Unintelligible, however, to any not initiated into the mysteries of testators’ minds are some of these directions or desires:—

“After my decease, I desire that a competent and trustworthy doctor of medicine shall thoroughly satisfy himself that life is absolutely extinct. My carcase is to be cremated, and the residuum thereof deposited in two metal urns, numbered respectively 1 and 2. On the ashes in No. 1 are to be placed a packet, which will be found on my desk, and my miniature portrait scarf-pin, and on the ashes in urn No. 2 a similar packet, which will also be found on my desk, and my miniature portrait finger-ring.”

“I direct that I shall be buried in the clothes in which I shall die, whether they be day clothes or night clothes, and after my death my body is not to be washed or in any way whatsoever meddled with, and no funeral service shall be held over my remains anywhere.”

Another testator directed that his body should be burnt or cremated, and the ashes placed in a glass or earthenware jar. A porcelain vase was then to be made large enough to contain this jar, and to bear his name and the date of his death. A vault was to be built of great strength and solidity, to contain at least six vases, a suitable inscription on the exterior. When these operations should be complete, the glass jar was to be placed within the vase, and the lid of the vase put on with a strong cement to exclude the air, the vase then to be deposited in the vault and to remain there for ever.

John Baskerville, who died at Birmingham, 1775, directed that his body should be buried in a conical building, in his own premises, “heretofore used as a mill, which I have lately raised higher and painted, and in a vault which I have prepared for it. This doubtless to many will appear a whim; perhaps it is so, but it is a whim for many years resolved upon, as I have a hearty contempt of all superstition, the farce of a consecrated ground ...” and other ideas, pleasanter to omit and illustrative of the unreasonableness of eighteenth-century reason. His epitaph was to run as follows:—

“Stranger, Beneath this cone, in unconsecrated ground, A friend to the liberties of mankind directed His body to be inurned. May the example contribute to emancipate Thy mind From the idle fears of Superstition And the wicked Arts of Priesthood.”
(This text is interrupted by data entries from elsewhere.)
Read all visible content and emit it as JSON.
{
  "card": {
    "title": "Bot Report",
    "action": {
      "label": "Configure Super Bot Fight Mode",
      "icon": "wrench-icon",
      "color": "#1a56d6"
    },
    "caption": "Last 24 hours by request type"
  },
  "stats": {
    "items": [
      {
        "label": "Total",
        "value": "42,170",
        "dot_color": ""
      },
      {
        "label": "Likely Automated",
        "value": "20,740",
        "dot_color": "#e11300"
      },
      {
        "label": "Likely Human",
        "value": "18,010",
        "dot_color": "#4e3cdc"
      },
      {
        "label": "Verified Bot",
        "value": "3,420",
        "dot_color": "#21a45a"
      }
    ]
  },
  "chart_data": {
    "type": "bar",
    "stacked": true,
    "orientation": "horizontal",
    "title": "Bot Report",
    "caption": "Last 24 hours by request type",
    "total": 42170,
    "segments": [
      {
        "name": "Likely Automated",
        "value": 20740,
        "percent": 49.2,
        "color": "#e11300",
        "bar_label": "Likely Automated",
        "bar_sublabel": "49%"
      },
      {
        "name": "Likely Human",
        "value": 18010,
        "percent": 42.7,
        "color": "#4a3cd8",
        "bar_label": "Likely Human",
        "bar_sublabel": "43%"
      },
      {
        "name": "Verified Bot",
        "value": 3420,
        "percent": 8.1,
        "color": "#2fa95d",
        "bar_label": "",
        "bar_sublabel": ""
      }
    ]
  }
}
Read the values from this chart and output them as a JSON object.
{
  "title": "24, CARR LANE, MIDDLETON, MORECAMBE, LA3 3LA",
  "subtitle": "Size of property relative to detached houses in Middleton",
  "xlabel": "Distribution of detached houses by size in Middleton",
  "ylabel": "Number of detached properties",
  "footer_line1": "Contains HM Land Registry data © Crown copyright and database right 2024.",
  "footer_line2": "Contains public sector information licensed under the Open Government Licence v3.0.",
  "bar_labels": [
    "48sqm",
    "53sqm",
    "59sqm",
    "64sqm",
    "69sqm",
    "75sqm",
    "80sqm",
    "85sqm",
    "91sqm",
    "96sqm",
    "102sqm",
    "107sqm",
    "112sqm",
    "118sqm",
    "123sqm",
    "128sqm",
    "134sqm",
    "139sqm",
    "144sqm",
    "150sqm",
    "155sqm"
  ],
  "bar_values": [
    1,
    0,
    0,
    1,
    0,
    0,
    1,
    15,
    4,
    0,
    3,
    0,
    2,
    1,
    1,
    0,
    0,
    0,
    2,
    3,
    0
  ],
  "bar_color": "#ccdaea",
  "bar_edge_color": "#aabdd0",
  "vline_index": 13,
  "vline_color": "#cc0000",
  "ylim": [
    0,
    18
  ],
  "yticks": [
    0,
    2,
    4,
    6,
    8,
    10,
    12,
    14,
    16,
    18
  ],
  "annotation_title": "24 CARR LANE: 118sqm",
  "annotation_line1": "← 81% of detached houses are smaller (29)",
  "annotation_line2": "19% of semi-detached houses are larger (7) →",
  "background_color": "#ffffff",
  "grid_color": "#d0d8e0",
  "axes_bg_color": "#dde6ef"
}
John Baskerville endeavours to give at least some idea of the motives underlying his behests. So Major Peter Labelliere, whose mind was said to have been unhinged by hopeless love, by politics and religion, chose for his burial a spot on Box Hill, where about the beginning of the nineteenth century he was interred with his head downwards, in order that as “the world was turned topsy-turvy, he might be right at last.”

In the register of Lymington Church under the year 1736 is the entry: “Samuel Baldwin, Esq. sojourner in this parish, was immersed, without the Needles, sans cérémonie, May 20.” The explanation, according to Wm. Hone in his “Table Book,” is that this was done in consequence of the deceased’s earnest wish, to disappoint the intention of his wife, who had repeatedly assured him that, if she survived, she would wreak her revenge by dancing on his grave.

The artist W. P. Firth, like many others in recent times, requested that his body should be cremated, saying that “the duty of the individual to his kind includes providing for such final disposal of his body as shall be least detrimental to those who survive him, and that the modern process of incineration provides the quickest and safest mode of such disposal.”